Make sure your tank is established first with a cycled filter. They are cave dweller's and prefer clean waters, so WCs are a must! If you buy a pair its ok, I recommend that you buy more than on female, like 2or3 female's to one male, and tank size is important too, shallow and long tanks are best, 20 long is good, but I use 10g at the moment, but it works too! I just say go for it mahnn! 
They are not as hard as you think, but you need to read up first, WCs are the main key and not a fast moving flow in the tank.. sponge filters are the best for this.
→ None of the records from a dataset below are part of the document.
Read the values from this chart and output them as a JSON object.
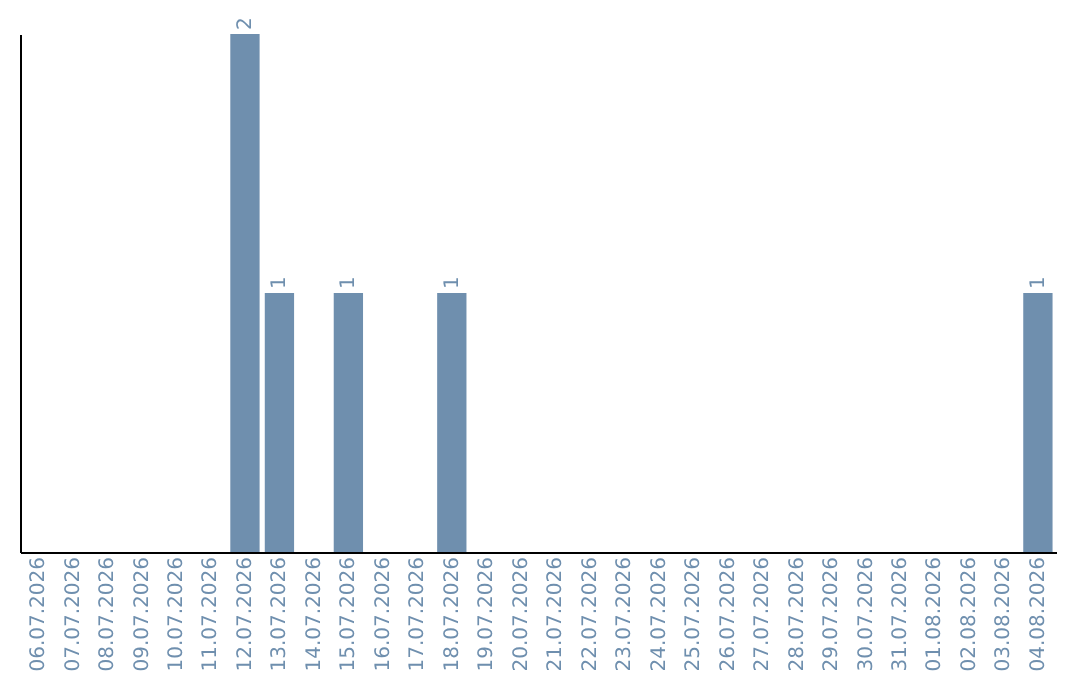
{
  "chart_data": {
    "type": "bar",
    "categories": [
      "06.07.2026",
      "07.07.2026",
      "08.07.2026",
      "09.07.2026",
      "10.07.2026",
      "11.07.2026",
      "12.07.2026",
      "13.07.2026",
      "14.07.2026",
      "15.07.2026",
      "16.07.2026",
      "17.07.2026",
      "18.07.2026",
      "19.07.2026",
      "20.07.2026",
      "21.07.2026",
      "22.07.2026",
      "23.07.2026",
      "24.07.2026",
      "25.07.2026",
      "26.07.2026",
      "27.07.2026",
      "28.07.2026",
      "29.07.2026",
      "30.07.2026",
      "31.07.2026",
      "01.08.2026",
      "02.08.2026",
      "03.08.2026",
      "04.08.2026"
    ],
    "values": [
      0,
      0,
      0,
      0,
      0,
      0,
      2,
      1,
      0,
      1,
      0,
      0,
      1,
      0,
      0,
      0,
      0,
      0,
      0,
      0,
      0,
      0,
      0,
      0,
      0,
      0,
      0,
      0,
      0,
      1
    ],
    "value_labels": [
      null,
      null,
      null,
      null,
      null,
      null,
      "2",
      "1",
      null,
      "1",
      null,
      null,
      "1",
      null,
      null,
      null,
      null,
      null,
      null,
      null,
      null,
      null,
      null,
      null,
      null,
      null,
      null,
      null,
      null,
      "1"
    ],
    "color": "#6f8fae",
    "ylim": [
      0,
      2
    ],
    "tick_labels": "x",
    "grid": false
  }
}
I hope this helps you out, after the female has fry remove the male in case he eats them, but momma is pretty tuff as she is smaller than the male, but packs a punch when it comes to her babies.

Clem


----------



## steveMc (May 19, 2016)

Thanks, that's good info!

I always do a ton of research beforehand. I used to have aquariums for years and years when I was younger. Just this year I started up my 30 gallon again (community tank), so am aware of cycling, water changes, etc..


----------



## skylane (Sep 7, 2015)

Well I should have read your intro dude, your a pro!

Clem


----------



## steveMc (May 19, 2016)

Ummm .. not really ;-)


----------



## skylane (Sep 7, 2015)

steveMc said:


> Ummm .. not really ;-)


That makes for most of us , including me, lol!!
I can only say, as much as you read it's not the same for the experience, I've been in the hobby for over 30yrs now, on and off in between. There was no forums, only books, and the info was not 100% accurate as specie's have since there was not a lot learned yet or discovered, and not to mention the hybrids to follow. But I believe In sharing knowledge and helping others, is what I hoped to gain on forums. But if you get Apistos, your gonna love em, and like me and most of us , get addicted!!&#128521;

Clem


----------



## fubujubu (Jan 10, 2011)

Love the males when they start showing off. Came across yellows not long ago and started a few breeding projects myself.
Trying yellow males with flash oranges and triple reds. See what they yield.


----------